Optimizing Non-Autoregressive Transformers with Contrastive Learning
This work addresses a key bottleneck in NATs for applications like machine translation, offering significant performance improvements, though it is incremental as it builds on existing NAT architectures.
The paper tackles the challenge of learning multi-modality data distributions in Non-Autoregressive Transformers (NATs), which causes a performance gap with Autoregressive Transformers, by proposing a method that samples from the model distribution and uses contrastive constraints to stabilize training, resulting in new state-of-the-art results on benchmarks for machine translation, text summarization, and paraphrasing.
Non-autoregressive Transformers (NATs) reduce the inference latency of Autoregressive Transformers (ATs) by predicting words all at once rather than in sequential order. They have achieved remarkable progress in machine translation as well as many other applications.
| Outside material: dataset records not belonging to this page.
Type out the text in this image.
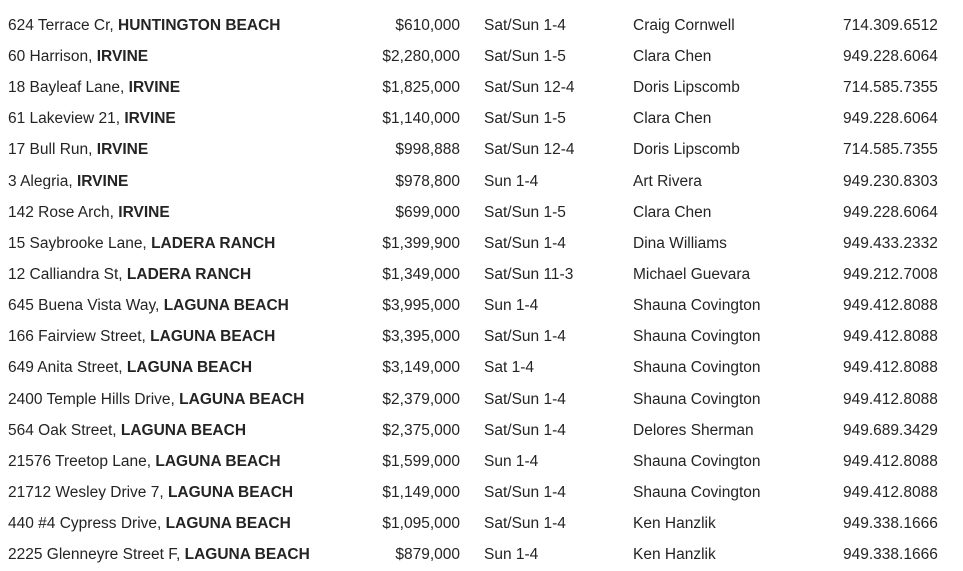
624 Terrace Cr, HUNTINGTON BEACH	$610,000 Sat/Sun 1-4	Craig Cornwell	714.309.6512
60 Harrison, IRVINE	$2,280,000 Sat/Sun 1-5	Clara Chen	949.228.6064
18 Bayleaf Lane, IRVINE	$1,825,000 Sat/Sun 12-4	Doris Lipscomb	714.585.7355
61 Lakeview 21, IRVINE	$1,140,000 Sat/Sun 1-5	Clara Chen	949.228.6064
17 Bull Run, IRVINE	$998,888 Sat/Sun 12-4	Doris Lipscomb	714.585.7355
3 Alegria, IRVINE	$978,800 Sun 1-4	Art Rivera	949.230.8303
142 Rose Arch, IRVINE	$699,000 Sat/Sun 1-5	Clara Chen	949.228.6064
15 Saybrooke Lane, LADERA RANCH	$1,399,900 Sat/Sun 1-4	Dina Williams	949.433.2332
12 Calliandra St, LADERA RANCH	$1,349,000 Sat/Sun 11-3	Michael Guevara	949.212.7008
645 Buena Vista Way, LAGUNA BEACH	$3,995,000 Sun 1-4	Shauna Covington	949.412.8088
166 Fairview Street, LAGUNA BEACH	$3,395,000 Sat/Sun 1-4	Shauna Covington	949.412.8088
649 Anita Street, LAGUNA BEACH	$3,149,000 Sat 1-4	Shauna Covington	949.412.8088
2400 Temple Hills Drive, LAGUNA BEACH	$2,379,000 Sat/Sun 1-4	Shauna Covington	949.412.8088
564 Oak Street, LAGUNA BEACH	$2,375,000 Sat/Sun 1-4	Delores Sherman	949.689.3429
21576 Treetop Lane, LAGUNA BEACH	$1,599,000 Sun 1-4	Shauna Covington	949.412.8088
21712 Wesley Drive 7, LAGUNA BEACH	$1,149,000 Sat/Sun 1-4	Shauna Covington	949.412.8088
440 #4 Cypress Drive, LAGUNA BEACH	$1,095,000 Sat/Sun 1-4	Ken Hanzlik	949.338.1666
2225 Glenneyre Street F, LAGUNA BEACH	$879,000 Sun 1-4	Ken Hanzlik	949.338.1666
However, a long-standing challenge for NATs is the learning of multi-modality data distribution, which is the main cause of the performance gap between NATs and ATs. In this paper, we propose to ease the difficulty of modality learning via sampling from the model distribution instead of the data distribution. We derive contrastive constraints to stabilize the training process and integrate this resulting objective with the state-of-the-art NAT architecture DA-Transformer. Our model \method is examined on 3 different tasks, including machine translation, text summarization, and paraphrasing with 5 benchmarks. Results show that our approach outperforms previous non-autoregressive baselines by a significant margin and establishes new state-of-the-art results for non-autoregressive transformers on all the benchmarks.